Transgenic expression of salmon delta-5 and delta-6 desaturase in zebrafish muscle inhibits the growth of Vibrio alginolyticus and affects fish immunomodulatory activity.


PMID 24811009

Abstract

Marine fish are an important nutritional source for highly polyunsaturated fatty acids (PUFAs). PUFA biosynthesis requires the following key enzymes: delta-4 (Δ-4) desaturase, delta-5 (Δ-5) desaturase, delta-6 (Δ-6) desaturase, delta-5 (Δ-5) elongase, and delta-6 (Δ-6) elongase. The effect of overexpressing delta-5 desaturase and/or delta-6 desaturase in zebrafish muscle has not previously been reported. Herein, we investigated the effects of these proteins on antibacterial and immunomodulatory activity in transgenic zebrafish infected with Vibrio alginolyticus.
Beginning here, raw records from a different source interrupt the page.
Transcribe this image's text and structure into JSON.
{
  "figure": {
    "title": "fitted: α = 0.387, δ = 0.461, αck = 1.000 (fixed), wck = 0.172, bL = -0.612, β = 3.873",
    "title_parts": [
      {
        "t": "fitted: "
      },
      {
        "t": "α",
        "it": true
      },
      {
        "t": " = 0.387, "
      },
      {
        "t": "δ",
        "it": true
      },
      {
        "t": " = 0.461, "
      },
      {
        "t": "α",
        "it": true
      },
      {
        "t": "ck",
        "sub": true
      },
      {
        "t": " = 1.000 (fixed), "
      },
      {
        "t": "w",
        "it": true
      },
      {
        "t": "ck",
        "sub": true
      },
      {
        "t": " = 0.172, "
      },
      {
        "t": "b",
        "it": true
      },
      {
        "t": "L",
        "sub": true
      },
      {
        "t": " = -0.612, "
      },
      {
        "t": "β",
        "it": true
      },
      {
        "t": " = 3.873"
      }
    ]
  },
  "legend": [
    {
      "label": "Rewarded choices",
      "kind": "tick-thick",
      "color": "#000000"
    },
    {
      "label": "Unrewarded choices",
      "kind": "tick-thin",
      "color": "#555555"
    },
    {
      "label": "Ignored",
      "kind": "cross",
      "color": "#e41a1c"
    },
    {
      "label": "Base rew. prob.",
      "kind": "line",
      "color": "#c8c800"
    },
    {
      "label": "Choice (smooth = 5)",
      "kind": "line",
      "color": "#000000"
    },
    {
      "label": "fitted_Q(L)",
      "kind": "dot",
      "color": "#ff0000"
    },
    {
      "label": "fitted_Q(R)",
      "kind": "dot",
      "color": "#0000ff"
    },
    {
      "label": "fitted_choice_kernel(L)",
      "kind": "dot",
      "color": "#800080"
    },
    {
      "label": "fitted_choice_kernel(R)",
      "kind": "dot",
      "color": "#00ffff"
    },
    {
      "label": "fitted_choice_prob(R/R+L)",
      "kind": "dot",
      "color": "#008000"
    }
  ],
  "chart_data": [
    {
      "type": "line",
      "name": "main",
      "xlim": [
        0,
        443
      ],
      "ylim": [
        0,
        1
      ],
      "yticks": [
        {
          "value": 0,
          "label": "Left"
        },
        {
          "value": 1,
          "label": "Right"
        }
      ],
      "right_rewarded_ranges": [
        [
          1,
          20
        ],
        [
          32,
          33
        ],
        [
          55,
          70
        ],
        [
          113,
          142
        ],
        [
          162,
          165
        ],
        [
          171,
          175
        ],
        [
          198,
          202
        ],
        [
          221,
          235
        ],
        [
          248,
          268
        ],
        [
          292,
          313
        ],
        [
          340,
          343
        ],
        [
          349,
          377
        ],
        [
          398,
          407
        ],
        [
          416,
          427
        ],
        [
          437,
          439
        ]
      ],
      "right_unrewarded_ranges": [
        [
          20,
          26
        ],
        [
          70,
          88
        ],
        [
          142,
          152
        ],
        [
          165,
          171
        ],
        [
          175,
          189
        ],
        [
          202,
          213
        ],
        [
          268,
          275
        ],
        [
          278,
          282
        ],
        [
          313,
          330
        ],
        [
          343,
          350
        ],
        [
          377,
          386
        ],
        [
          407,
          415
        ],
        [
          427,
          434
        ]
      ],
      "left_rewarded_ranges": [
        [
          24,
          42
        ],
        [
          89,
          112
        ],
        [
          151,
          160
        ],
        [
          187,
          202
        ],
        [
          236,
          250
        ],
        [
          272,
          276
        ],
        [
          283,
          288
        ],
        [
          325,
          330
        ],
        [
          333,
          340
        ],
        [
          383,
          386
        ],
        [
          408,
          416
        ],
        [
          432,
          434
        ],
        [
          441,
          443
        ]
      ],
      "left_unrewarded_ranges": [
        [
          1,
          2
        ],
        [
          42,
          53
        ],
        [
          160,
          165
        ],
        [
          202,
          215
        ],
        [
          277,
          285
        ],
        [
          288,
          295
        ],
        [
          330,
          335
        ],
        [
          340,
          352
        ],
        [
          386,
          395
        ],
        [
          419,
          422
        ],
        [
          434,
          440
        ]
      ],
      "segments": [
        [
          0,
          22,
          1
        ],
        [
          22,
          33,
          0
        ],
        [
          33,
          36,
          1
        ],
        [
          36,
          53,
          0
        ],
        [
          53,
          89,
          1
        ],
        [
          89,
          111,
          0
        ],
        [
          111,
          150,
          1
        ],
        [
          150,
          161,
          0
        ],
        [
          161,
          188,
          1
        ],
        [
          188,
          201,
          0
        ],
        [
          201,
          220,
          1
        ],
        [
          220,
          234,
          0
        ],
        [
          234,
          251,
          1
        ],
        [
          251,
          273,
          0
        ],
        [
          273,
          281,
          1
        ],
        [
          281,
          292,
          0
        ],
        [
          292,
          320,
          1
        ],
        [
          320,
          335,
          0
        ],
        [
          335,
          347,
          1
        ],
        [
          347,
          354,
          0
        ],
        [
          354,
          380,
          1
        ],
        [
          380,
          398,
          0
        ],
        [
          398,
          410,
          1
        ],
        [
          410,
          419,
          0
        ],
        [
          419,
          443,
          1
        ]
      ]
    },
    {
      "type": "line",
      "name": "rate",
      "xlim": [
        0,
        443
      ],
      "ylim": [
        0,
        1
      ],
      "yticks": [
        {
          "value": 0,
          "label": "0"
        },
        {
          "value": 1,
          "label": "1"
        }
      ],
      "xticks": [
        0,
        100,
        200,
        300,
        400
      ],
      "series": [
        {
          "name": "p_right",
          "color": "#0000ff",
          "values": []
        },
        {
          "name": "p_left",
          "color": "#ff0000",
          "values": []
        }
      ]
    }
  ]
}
Overexpression of delta-5 and delta-6 desaturase enhanced antibacterial activity at 4 and 12 h after injection of bacteria into muscle, as compared to controls. Furthermore, expression of immune-related genes (IL-1β, IL-22, and TNF-α) was observed to be altered in transgenic fish after 4 h of bacterial infection, resulting in a significant decrease in the inflammatory response, as compared to control fish. These results demonstrate that muscle-specific expression of transgenic desaturases in zebrafish not only enhance PUFA production, but also enhance antibacterial and anti-inflammatory activity. Overall, these results identify delta-5 and delta-6 desaturase as novel candidate genes for use in aquaculture, to enhance both disease resistance and fish oil production.